The source of the scent was a small metal cup filled with herb-scented oil, suspended from a heavy, rose-bossed iron base and hung over a candle flame. 
Meant to soothe the mind, its effects were plainly not as intended. Jamie was breathing more easily, sitting up by himself and holding the cup of water the monk had given him. But his face was still white, and the corner of his mouth twitched uneasily." 
-- From OUTLANDER, by Diana Gabaldon, Chapter 38
As Tom Robbins, another of my favorite authors, says in his novel,  JITTERBUG PERFUME, "with immediacy and intensity, smell activates the memory, allowing our minds to travel freely in time." Of all the senses, the sense of smell appears to evoke the most detailed and emotional memories. Scent is processed via the olfactory bulb, which is part of the limbic system, that part of the brain involved in emotional memories and the fight-or-flight response.

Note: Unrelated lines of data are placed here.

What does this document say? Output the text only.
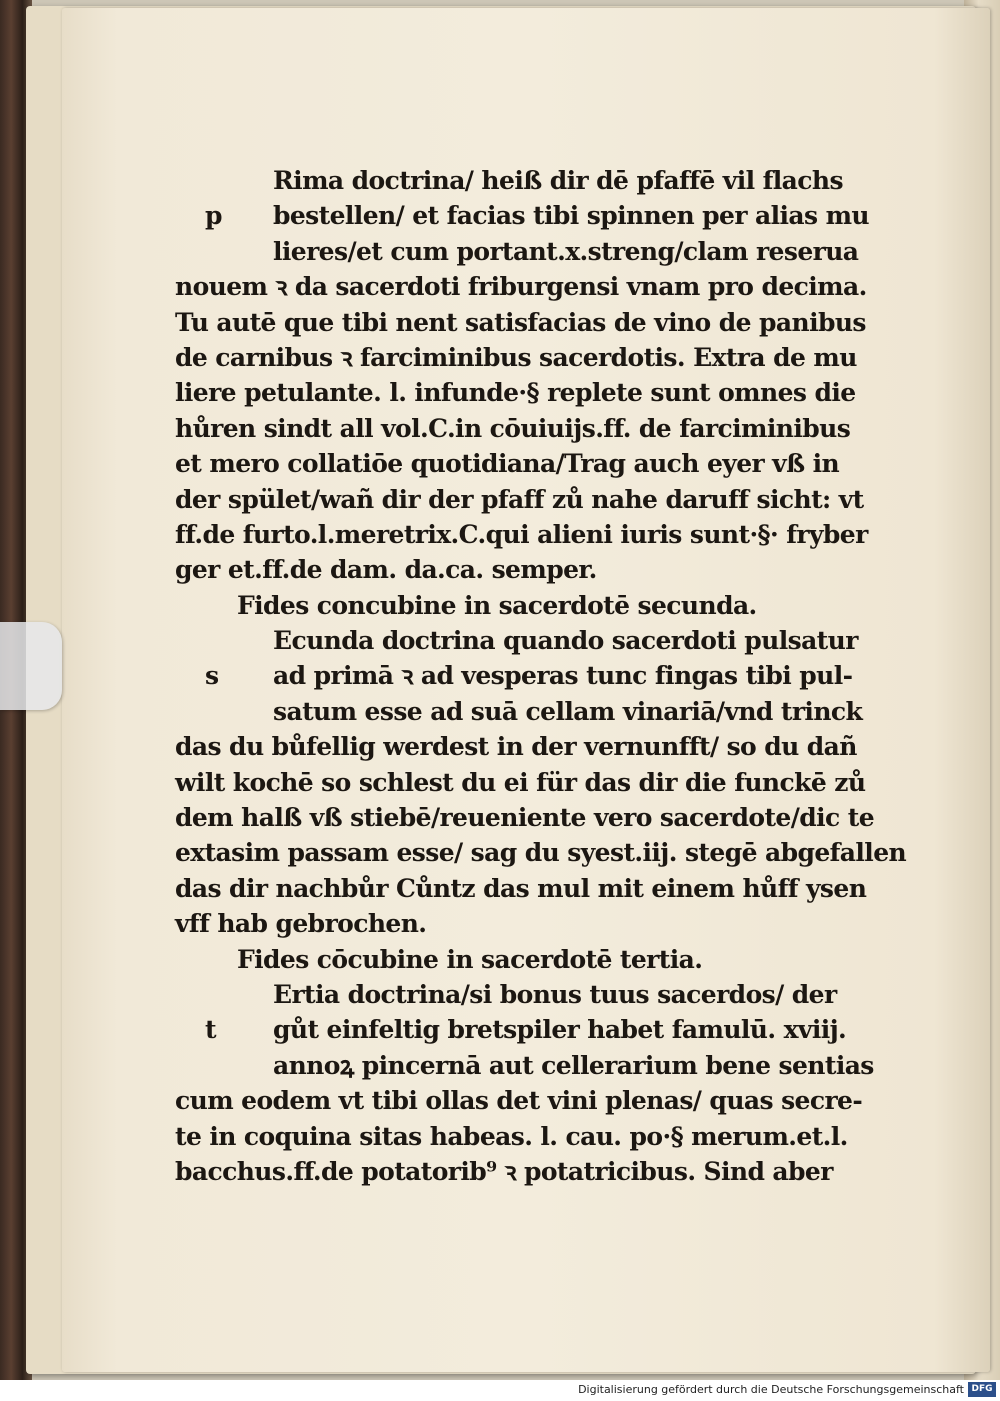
Rima doctrina/ heiß dir dē pfaffē vil flachs
p bestellen/ et facias tibi spinnen per alias mu
lieres/et cum portant.x.streng/clam reserua
nouem ꝛ da sacerdoti friburgensi vnam pro decima.
Tu autē que tibi nent satisfacias de vino de panibus
de carnibus ꝛ farciminibus sacerdotis. Extra de mu
liere petulante. l. infunde·§ replete sunt omnes die
hůren sindt all vol.C.in cōuiuijs.ff. de farciminibus
et mero collatiōe quotidiana/Trag auch eyer vß in
der spület/wañ dir der pfaff zů nahe daruff sicht: vt
ff.de furto.l.meretrix.C.qui alieni iuris sunt·§· fryber
ger et.ff.de dam. da.ca. semper.
Fides concubine in sacerdotē secunda.
Ecunda doctrina quando sacerdoti pulsatur
s ad primā ꝛ ad vesperas tunc fingas tibi pul-
satum esse ad suā cellam vinariā/vnd trinck
das du bůfellig werdest in der vernunfft/ so du dañ
wilt kochē so schlest du ei für das dir die funckē zů
dem halß vß stiebē/reueniente vero sacerdote/dic te
extasim passam esse/ sag du syest.iij. stegē abgefallen
das dir nachbůr Cůntz das mul mit einem hůff ysen
vff hab gebrochen.
Fides cōcubine in sacerdotē tertia.
Ertia doctrina/si bonus tuus sacerdos/ der
t gůt einfeltig bretspiler habet famulū. xviij.
annoꝝ pincernā aut cellerarium bene sentias
cum eodem vt tibi ollas det vini plenas/ quas secre-
te in coquina sitas habeas. l. cau. po·§ merum.et.l.
bacchus.ff.de potatorib⁹ ꝛ potatricibus. Sind aber
Digitalisierung gefördert durch die Deutsche Forschungsgemeinschaft DFG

It is no wonder, then, that the smell of lavender, Black Jack Randall's signature scent, would have such a profound effect on Jamie Fraser. That "stink," as Jamie called it, overwhelmed him with disturbing memories of the violence, humiliation and revulsion he experienced in their encounter at Wentworth Prison.

This strong connection between scent and emotion explains why one person's poison is another person's pleasure. What makes the difference is the event the smell is associated with. For most of us, the scent of lavender is soothing because it reminds us of fresh laundry, being in the garden on a summer day or getting a massage. But for Jamie it was completely different.

Botanical Information

Family: Lamiaceae
Genus: Lavandula
Species: Lavandula angustifolia
Common name: English lavender
Other cultivars: there are many including: L. dentata, French lavender; and L. stoechas, Spanish lavender

Lavender, a member of the mint family, is native to the Mediterranean region, southern Europe, northern and eastern Africa, southeast Asia and parts of India.

L. stoechas, Spanish lavender

Medicinal Uses

Lavender is used in aromatherapy. It is valued for its ability to reduce anxiety and help people sleep. Lavender pillows or sachets are created for those purposes. A few drops of lavender oil is often added to the oil massage therapists use.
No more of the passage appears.